Monica Sabolo s’inscrit avec La vie clandestine dans un genre de récit plutôt efficace, comme on en voit maintenant cent à chaque rentrée, dans lequel un auteur-narrateur se pique d’entremêler à la petite histoire - la sienne ou celle de sa famille - celle d’un fait divers plus ou moins retentissant qui, pour une raison ou pour une autre, l’attire, le requiert. La recette est éprouvée et fonctionne à tous les coups.
Le problème ici est que Monica Sabolo avoue elle-même avoir choisi son sujet (l’histoire du groupe terroriste d’extrême-gauche Action directe et celle de leur fait d’armes le plus marquant, l’assassinat du PDG de Renault) au petit bonheur la chance, en écoutant des podcasts et en jetant son dévolu sur le thème qui lui semblait le plus bankable, pour s’en emparer avec un enthousiasme si soudain et dépourvu de fondement qu’il semble feint. Rendu aux deux tiers du roman, je cherchais encore pourquoi elle avait tenu à l’écrire : je crains qu’il n’y ait aucune autre raison que celle-là.
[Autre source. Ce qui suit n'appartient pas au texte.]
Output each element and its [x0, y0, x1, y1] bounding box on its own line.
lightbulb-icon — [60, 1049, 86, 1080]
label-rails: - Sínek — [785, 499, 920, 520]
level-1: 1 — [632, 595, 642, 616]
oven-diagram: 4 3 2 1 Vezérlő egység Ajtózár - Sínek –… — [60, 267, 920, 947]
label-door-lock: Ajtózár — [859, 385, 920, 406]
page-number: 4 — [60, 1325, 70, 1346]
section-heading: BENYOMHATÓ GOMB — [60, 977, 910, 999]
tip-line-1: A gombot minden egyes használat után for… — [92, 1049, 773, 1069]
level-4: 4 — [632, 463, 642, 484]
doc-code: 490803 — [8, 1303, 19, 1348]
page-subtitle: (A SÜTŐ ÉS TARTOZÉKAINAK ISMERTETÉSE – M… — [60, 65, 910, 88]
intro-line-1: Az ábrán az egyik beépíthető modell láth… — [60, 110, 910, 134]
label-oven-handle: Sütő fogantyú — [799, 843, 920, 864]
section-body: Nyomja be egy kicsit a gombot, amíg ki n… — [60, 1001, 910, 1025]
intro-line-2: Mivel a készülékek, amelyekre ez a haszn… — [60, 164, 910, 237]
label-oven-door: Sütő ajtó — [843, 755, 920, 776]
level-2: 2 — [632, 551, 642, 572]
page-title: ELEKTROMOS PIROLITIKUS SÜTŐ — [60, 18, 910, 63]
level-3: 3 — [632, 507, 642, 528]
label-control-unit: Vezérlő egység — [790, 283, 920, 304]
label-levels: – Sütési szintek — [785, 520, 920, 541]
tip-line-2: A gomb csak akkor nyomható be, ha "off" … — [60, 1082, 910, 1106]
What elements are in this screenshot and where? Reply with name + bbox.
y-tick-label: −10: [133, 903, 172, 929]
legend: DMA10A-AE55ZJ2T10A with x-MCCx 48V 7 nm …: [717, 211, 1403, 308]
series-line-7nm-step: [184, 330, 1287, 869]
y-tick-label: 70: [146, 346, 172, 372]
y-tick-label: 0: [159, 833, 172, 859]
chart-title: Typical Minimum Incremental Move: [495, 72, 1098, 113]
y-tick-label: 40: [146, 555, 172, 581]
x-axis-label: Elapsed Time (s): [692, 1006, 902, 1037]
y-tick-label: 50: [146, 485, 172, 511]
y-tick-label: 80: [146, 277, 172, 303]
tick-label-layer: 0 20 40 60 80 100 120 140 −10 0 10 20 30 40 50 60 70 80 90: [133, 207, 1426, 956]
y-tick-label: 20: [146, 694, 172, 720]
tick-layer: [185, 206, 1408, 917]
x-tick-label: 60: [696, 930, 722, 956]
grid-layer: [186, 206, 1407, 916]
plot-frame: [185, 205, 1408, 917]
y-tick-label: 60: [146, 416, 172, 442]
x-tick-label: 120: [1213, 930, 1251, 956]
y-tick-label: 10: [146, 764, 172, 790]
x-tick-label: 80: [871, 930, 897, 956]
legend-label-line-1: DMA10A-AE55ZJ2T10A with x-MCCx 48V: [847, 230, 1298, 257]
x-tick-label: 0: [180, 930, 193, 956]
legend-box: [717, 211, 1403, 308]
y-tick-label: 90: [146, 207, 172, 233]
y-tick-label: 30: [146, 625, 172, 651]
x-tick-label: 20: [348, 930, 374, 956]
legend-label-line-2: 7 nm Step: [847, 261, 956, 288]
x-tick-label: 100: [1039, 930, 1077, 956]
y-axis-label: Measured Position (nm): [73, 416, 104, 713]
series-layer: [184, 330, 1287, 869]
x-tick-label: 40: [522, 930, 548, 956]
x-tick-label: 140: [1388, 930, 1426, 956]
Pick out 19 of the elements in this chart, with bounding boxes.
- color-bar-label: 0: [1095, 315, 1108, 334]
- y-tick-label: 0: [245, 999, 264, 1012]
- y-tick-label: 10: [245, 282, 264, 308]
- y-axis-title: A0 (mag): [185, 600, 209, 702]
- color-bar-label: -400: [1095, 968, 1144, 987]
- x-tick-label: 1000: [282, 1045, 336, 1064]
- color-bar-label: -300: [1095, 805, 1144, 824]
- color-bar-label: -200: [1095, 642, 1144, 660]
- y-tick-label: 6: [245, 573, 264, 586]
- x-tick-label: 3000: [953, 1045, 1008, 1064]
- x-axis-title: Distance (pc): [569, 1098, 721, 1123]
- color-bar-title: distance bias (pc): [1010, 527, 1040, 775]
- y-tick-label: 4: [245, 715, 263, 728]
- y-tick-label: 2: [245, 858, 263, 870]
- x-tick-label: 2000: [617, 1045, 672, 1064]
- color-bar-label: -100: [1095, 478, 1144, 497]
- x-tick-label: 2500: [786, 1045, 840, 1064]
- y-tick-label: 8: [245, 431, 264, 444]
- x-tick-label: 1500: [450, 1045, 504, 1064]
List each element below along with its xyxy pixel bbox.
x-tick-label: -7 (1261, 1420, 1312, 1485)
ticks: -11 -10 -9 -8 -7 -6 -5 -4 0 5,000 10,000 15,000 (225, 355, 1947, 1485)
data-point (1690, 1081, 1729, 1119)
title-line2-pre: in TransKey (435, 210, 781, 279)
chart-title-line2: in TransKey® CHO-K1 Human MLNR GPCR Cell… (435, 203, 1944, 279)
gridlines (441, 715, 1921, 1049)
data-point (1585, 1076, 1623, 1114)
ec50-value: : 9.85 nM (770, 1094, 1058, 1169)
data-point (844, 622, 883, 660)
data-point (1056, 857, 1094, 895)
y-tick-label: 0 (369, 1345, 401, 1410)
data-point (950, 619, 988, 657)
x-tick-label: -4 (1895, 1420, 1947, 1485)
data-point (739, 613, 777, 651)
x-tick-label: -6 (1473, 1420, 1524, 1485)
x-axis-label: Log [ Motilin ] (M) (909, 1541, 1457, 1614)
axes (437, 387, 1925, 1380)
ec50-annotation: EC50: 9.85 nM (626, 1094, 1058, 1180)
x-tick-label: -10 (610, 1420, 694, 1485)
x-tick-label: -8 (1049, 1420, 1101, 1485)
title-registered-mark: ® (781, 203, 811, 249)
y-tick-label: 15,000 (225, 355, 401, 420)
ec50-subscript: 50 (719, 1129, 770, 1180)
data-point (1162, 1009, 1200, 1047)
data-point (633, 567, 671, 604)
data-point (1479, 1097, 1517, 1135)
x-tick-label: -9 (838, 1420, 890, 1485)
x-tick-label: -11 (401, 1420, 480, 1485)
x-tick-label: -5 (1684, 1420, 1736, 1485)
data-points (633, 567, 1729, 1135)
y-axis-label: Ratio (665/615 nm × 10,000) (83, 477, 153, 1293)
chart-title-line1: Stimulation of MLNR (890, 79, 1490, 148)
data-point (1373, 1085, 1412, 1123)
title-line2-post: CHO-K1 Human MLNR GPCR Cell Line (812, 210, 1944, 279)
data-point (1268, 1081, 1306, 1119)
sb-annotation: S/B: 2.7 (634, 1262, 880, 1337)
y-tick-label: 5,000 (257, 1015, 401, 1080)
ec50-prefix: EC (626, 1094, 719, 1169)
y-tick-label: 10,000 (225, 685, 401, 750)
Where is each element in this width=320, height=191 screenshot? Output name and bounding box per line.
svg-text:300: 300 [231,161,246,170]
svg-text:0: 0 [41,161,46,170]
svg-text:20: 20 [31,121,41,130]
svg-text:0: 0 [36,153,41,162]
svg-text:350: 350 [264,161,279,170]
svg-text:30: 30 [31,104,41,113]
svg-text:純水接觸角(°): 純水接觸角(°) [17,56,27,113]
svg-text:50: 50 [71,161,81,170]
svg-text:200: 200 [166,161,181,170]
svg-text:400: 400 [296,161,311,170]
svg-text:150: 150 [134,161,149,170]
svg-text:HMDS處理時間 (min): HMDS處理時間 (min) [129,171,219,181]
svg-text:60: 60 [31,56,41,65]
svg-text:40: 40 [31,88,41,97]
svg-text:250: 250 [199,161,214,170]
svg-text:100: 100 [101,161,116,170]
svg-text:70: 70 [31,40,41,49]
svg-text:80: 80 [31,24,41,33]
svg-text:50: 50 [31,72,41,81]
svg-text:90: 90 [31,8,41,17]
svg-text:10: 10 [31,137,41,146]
Monica Sabolo n’a en réalité rien de personnel à écrire sur Action directe, rien d’autre à produire qu’une compilation de sources qu’elle cite mécaniquement, revendiquant sans honte son inculture politique et son incompréhension totale des questions idéologiques portées par le groupe. Quand elle a l’occasion de rencontrer d’anciens proches du réseau, elle se jette sur eux comme la petite vérole sur le bas-clergé breton, pour aussitôt reconnaître qu’elle ne sait pas quoi leur demander et qu’elle ne retient pas grand-chose de leurs échanges. En retour je n’ai donc rien à en dire, à peine suis-je capable d’en penser quelque chose. Cette entreprise est-elle réellement empreinte du cynisme consternant qu’elle affiche (fabriquer un récit à partir d’une matière dont on sait qu’elle restera à une distance suffisante pour ne pas perturber le fonctionnement de la machine narrative vide et creuse mais vendeuse du roman-enquête) ? Ou s’agit-il d’une des tentatives les plus tristement illusoires de plaquer un récit sur une histoire familiale douloureuse (de timides ponts étant jetés, à partir de la moitié du livre, avec la vie familiale de l’autrice : « moi aussi, j’ai vécu une vie clandestine », semble-t-elle vouloir dire dans une forme de parasitisme psychique aberrant, qui arrive même à desservir le récit de sa relation au père qui aurait pourtant de quoi interpeller) ? Je ne sais même pas - mais dans les deux cas, vous me direz, ça n’a rien de très glorieux.